Take his exchanges with Sully, one of the prerequisite henchmen who’s a genuine sleaze (played by none other than David Patrick Kelly, who did this kind of creep in THE WARRIORS, 48 HOURS, and DREAMSCAPE, for example).

At one point early in the movie, Matrix tells Sully, “You’re a funny guy Sully, I like you. That’s why I’m going to kill you last.”

Later on, though, we get a great big payoff based on his promise that he would kill Sully last.

Did anybody remember this exchange when Schwarzenegger ran for Governor of California in the 2003 recall election?

You should remember Matrix’s line “I eat Green Berets for breakfast and right now, I’m very hungry” right alongside Nada’s “I have come here to chew bubblegum and kick ass … and I’m all out of bubblegum” from THEY LIVE.

In one of his funniest reviews, Roger Ebert on the “Siskel & Ebert” program boiled COMMANDO down to its essence: “Schwarzenegger tough guy, bad guys kidnap daughter, he blow ’em up real good.” Ebert said the script was written on the back of a small envelope.

They made some great choices for the actors who played the bad guys. In addition to Kelly, they picked Dan Hedaya, Vernon Wells, and Bill Duke. They’re actors who you love to hate, especially Hedaya, who’s been effective in that role in everything from BLOOD SIMPLE to THE HURRICANE. He made a great Richard Nixon in DICK.
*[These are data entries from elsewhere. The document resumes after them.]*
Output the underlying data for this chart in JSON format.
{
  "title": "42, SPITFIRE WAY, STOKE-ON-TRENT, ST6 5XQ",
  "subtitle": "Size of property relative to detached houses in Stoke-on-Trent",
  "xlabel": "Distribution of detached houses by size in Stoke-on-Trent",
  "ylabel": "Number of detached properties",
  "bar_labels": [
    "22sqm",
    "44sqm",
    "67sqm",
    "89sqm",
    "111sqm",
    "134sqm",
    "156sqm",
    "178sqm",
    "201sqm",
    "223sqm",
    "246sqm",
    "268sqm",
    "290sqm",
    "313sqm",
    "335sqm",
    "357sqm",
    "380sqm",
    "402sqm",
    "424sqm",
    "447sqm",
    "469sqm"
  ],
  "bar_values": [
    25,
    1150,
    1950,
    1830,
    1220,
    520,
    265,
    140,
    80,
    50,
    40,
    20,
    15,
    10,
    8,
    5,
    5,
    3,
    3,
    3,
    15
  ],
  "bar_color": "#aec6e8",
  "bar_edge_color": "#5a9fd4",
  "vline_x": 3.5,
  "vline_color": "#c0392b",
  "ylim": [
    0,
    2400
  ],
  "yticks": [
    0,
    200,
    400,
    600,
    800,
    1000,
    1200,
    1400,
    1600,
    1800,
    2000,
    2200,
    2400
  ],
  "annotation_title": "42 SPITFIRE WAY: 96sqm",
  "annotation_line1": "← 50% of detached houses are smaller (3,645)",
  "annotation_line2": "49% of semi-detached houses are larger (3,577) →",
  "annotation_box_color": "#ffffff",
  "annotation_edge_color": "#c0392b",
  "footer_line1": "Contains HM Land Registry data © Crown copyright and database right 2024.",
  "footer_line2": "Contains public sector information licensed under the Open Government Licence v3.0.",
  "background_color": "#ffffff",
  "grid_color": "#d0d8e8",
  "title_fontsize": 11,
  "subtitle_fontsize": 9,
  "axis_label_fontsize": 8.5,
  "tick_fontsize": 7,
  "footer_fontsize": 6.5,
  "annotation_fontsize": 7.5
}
Back when reviewing THE FLY (1986) a couple months ago, I touched on how it and DAWN OF THE DEAD (1978) work on several more levels than just merely being horror movies.

To a slightly lesser extent, the same holds true for COMMANDO within the action movie genre. Other Schwarzenegger films work on additional levels.

In THE TERMINATOR, for example, we get an unexpected tender love story between Kyle Reese (Michael Biehn) and Sarah Connor (Linda Hamilton).

In COMMANDO, we get the airline stewardess character named Cindy and played by Rae Dawn Chong, a part that Sharon Stone and Brigitte Nielsen wanted.

“The part was written for a Caucasian actress,” Chong said, “so I knew I had only one shot. My first reading with Arnold was this weird scene where he pulls a dildo out of my handbag. I knew other actresses were stumbling, because the character was supposed to shrug and say, ‘It gets lonely on the road.’ I thought that was so lame, so when my turn came I screamed and said, ‘That’s not mine!’ It got me the part. Was Arnold embarrassed about the dildo? Not even slightly. He didn’t break a sweat running a state, and he didn’t break a sweat handling a dildo then.”

Of course, there was a plan for a sex scene between Matrix and Cindy when they’re en route to the dictator’s island, but the studio did not like a Schwarzenegger and Chong pairing just as surely as Universal Pictures did not want a Schwarzenegger and Grace Jones pairing in CONAN THE DESTROYER. It worked out for the best in the long run, because that final scene of Matrix and his daughter boarding the plane with Cindy says all there needs to be said.

Cindy gives COMMANDO an extra dimension, a nice change of pace within a hypermacho world, and characters like her lift a genre picture even higher above others.